La France puis les Etats-Unis
«Et puis, un peu par hasard, on a eu des contacts des rabbins français très intéressés par notre produit, puis nous nous sommes rencontrés», poursuit le Valaisan.
Et aujourd’hui, après deux ans de soigneuse préparation, la distillerie a produit deux cuves de Williamine kasher (l’équivalent de 10’000 bouteilles) prêtes à l’exportation vers la France, dans un premier temps.
Et comme ces partenaires français sont liés à un groupe de vins et spiritueux actif aux Etats-Unis, tout permet d’espérer y développer un marché, voire aussi en Israël. «Comme il nous faut fabriquer des bouteilles spéciales pour répondre aux normes des Etats-Unis, l’investissement est très important pour nous.»
Julien Morand est donc ravi de bénéficier de l’appui de ses partenaires français, qui ont pignon sur rue Outre-Atlantique. Le marché américain est en effet très alléchant puisque, là-bas, le label kasher y est aussi répandu que nos labels bio en Suisse. «Ce label kasher intéresse donc aussi une clientèle non juive soucieuse de la pureté du produit», ajoute le distillateur.
Une recherche de pureté
En quoi les productions ordinnaire et kasher se distinguent-elles? «On touche là des sources bibliques et je ne suis pas le mieux placé pour en parler, mais disons que la kasherisation est une purification pratique et morale», répond Julien Morand.
Dans la pratique, toutes les étapes importantes de fabrication du produit, de la cueillette à la mise en bouteille, se font «sous la surveillance des rabbins qui garantissent ensuite la pureté et la traçabilité du produit», explique-t-il. Le contrôle est rigoureux que les cuves sont même mises sous scellés.
Pour le reste, la discrétion est de rigueur, secret de fabrication oblige, mais Julien Morand précise que, comme tous les produits kasher, la Williamine kasher nécessite des opérations supplémentaires et est donc plus chère en magasin.
Curiosité et ignorance
Avec son nouveau produit, il semble bien que Morand soit un pionnier en Suisse, sans pouvoir l’affirmer.
A la Fédération suisse des spiritueux, Ernest Dällenbach a indiqué à l’ATS ne pas avoir connaissance de cas similaires dans la production helvétique. «Morand est l’un des deux producteurs suisses qui exportent des quantités suffisamment importantes pour être intéressés par un tel marché», a-t-il précisé.
De son côté, Julien Morand, submergé par les sollicitations des médias, est surtout abasourdi par le «tapage médiatique» provoqué en Suisse par le lancement de son produit.
Il explique cette curiosité «par la profonde ignorance» qui règne dans notre pays sur les rituels juifs.
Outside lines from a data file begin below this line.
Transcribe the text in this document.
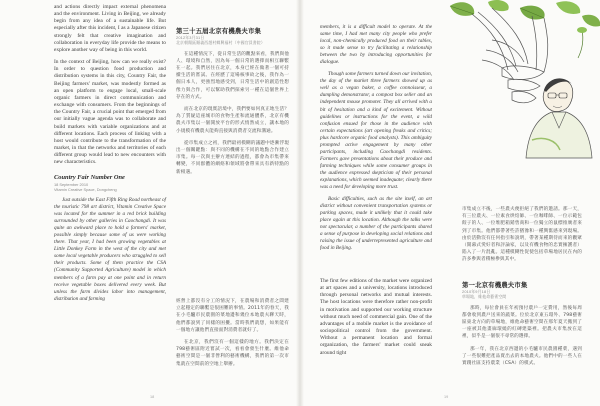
and actions directly impact external phenomena and the environment. Living in Beijing, we already begin from any idea of a sustainable life. But especially after this incident, I as a Japanese citizen strongly felt that creative imagination and collaboration in everyday life provide the means to explore another way of being in this world.

In the context of Beijing, how can we really exist? In order to question food production and distribution systems in this city, Country Fair, the Beijing farmers' market, was modestly formed as an open platform to engage local, small-scale organic farmers in direct communication and exchange with consumers. From the beginnings of the Country Fair, a crucial point that emerged from our initially vague agenda was to collaborate and build markets with variable organizations and at different locations. Each process of linking with a host would contribute to the transformation of the market, in that the networks and territories of each different group would lead to new encounters with new characteristics.

Country Fair Number One
18 September 2010
Vitamin Creative Space, Dongcheng
Just outside the East Fifth Ring Road northeast of the touristic 798 art district, Vitamin Creative Space was located for the summer in a red brick building surrounded by other galleries in Caochangdi. It was quite an awkward place to hold a farmers' market, possible simply because some of us were working there. That year, I had been growing vegetables at Little Donkey Farm in the west of the city and met some local vegetable producers who struggled to sell their products. Some of them practice the CSA (Community Supported Agriculture) model in which members of a farm pay at one point and in return receive vegetable boxes delivered every week. But unless the farm divides labor into management, distribution and farming
第三十五屆北京有機農夫市集
2012年3月31日
北京朝陽區順義西趙村鄉興福村（中國官員書院）

在這種情況下，從日常生活的觀點來看，我們與他人、環境和自然，因為每一個日常的選擇而相互聯繫在一起。我們居住在北京，本身已經在做著一個可持續生活的嘗試。在經歷了這場核事故之後，我作為一個日本人，更強烈地感受到，日常生活中的創造性想像力與合作，可以幫助我們探索另一種在這個世界上存在的方式。

而在北京的現實語境中，我們要如何真正地生活？為了質疑這座城市的食物生產和流通體系，北京有機農夫市集以一個開放平台的形式悄然成立，讓本地的小規模有機農夫能夠直接與消費者交流和溝通。

從市集成立之初，我們最初模糊的議題中逐漸浮現出一個關鍵點：與不同的機構在不同的地點合作建立市集。每一次與主辦方連結的過程，都會為市集帶來轉變，不同群體的網絡和領域將會帶來具有新特點的新相遇。

經營上都沒有分工的情況下，在農場和消費者之間建立起穩定的聯繫是很困難的事情。2011年的春天，我在小毛驢市民農園的菜地邊和幾位本地農夫聊天時，他們都說到了同樣的困擾。當時我們就想，如果能有一個地方讓他們直接面對消費者就好了。

在北京，我們沒有一個這樣的地方。我們決定在798藝術區附近嘗試一次，看看會發生什麼。維他命藝術空間是一個非營利的藝術機構，我們的第一次市集就在空間前的空地上舉辦。

18

members, it is a difficult model to operate. At the same time, I had met many city people who prefer local, non-chemically produced food on their tables, so it made sense to try facilitating a relationship between the two by introducing opportunities for dialogue.

Though some farmers turned down our invitation, the day of the market three farmers showed up as well as a vegan baker, a coffee connoisseur, a dumpling demonstrator, a compost box seller and an independent mouse promoter. They all arrived with a bit of hesitation and a kind of excitement. Without guidelines or instructions for the event, a wild confusion ensued for those in the audience with certain expectations (art opening freaks and critics; plus hardcore organic food analysts). This ambiguity prompted active engagement by many other participants, including Caochangdi residents. Farmers gave presentations about their produce and farming techniques while some consumer groups in the audience expressed skepticism of their personal explanations, which seemed inadequate; clearly there was a need for developing more trust.

Basic difficulties, such as the site itself, an art district without convenient transportation systems or parking spaces, made it unlikely that it could take place again at this location. Although the talks were not spectacular, a number of the participants shared a sense of purpose in developing social relations and raising the issue of underrepresented agriculture and food in Beijing.

The first few editions of the market were organized at art spaces and a university, locations introduced through personal networks and mutual interests. The host locations were therefore rather non-profit in motivation and supported our working structure without much need of commercial gain. One of the advantages of a mobile market is the avoidance of sociopolitical control from the government. Without a permanent location and formal organization, the farmers' market could sneak around tight

市集成立不後，一些農夫便拒絕了我們的邀請。那一天，有三位農夫、一位素食烘焙師、一位咖啡師、一位示範包餃子的人、一位堆肥箱銷售商和一位獨立的鼠標推廣者來到了市集。他們都帶著些許猶豫和一種興奮感來到現場。由於活動沒有任何指引和說明，帶著某種期待而來的觀眾（開幕式愛好者和評論家，以及有機食物的忠實擁護者）陷入了一片混亂。這種模糊性促使包括草場地居民在內的許多參與者積極參與其中。

第一北京有機農夫市集
2010年9月18日
草場地，維他命藝術空間

那時，每位會員在年初預付農戶一定費用，然後每周都會收到農戶送來的蔬菜。位於北京東五環外、798藝術區東北方向的草場地，維他命藝術空間在那年夏天搬到了一座被其他畫廊環繞的紅磚建築裡。把農夫市集放在這裡，似乎是一個很不尋常的選擇。

那一年，我在北京西邊的小毛驢市民農園種菜，遇到了一些很難把產品賣出去的本地農夫。他們中的一些人在實踐社區支持農業（CSA）的模式。

19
Mais la distillerie n’a pas à s’en plaindre puisque cette publicité imprévue a éveillé un grand intérêt chez les consommateurs helvétiques.
swissinfo, Isabelle Eichenberger
– En 1889, Louis Morand a commencé à distiller les premières eaux-de-vie, marquant la naissance de la «Distillerie Morand» à Martigny, en Valais.
– Son produit phare est l’eau-de-vie de poires Williams, la «Williamine», marque protégée depuis 1957 mais souvent copiée.
– Les exportations de Williamine et d’abricotine Morand sur les 5 continents représentent 90% du total des exportations suisses d’eaux-de-vie.
– Actuellement, Morand a distillé l’équivalent de 10’000 bouteilles de Williamine kasher.
– Un produit «kasher» (conforme à la loi juive) doit, de sa conception à la consommation, être supervisé par un rabbin, garant de la pureté et de la traçabilité de tous les ingrédients. Ce contrôle entraîne un surcoût.
– Aux Etats-Unis, les associations juives ont créé des labels de un peu comme les labels «bio» en Suisse. Dans certains États il est même une marque déposée.
– En Suisse, la «cacheroute» est placés sous la surveillance de la Fédération suisse des communautés israélites, via la Communauté d’intérêts pour les aliments casher, qui assume le contrôle des produits en vente sur le marché et publie des listes chaque année.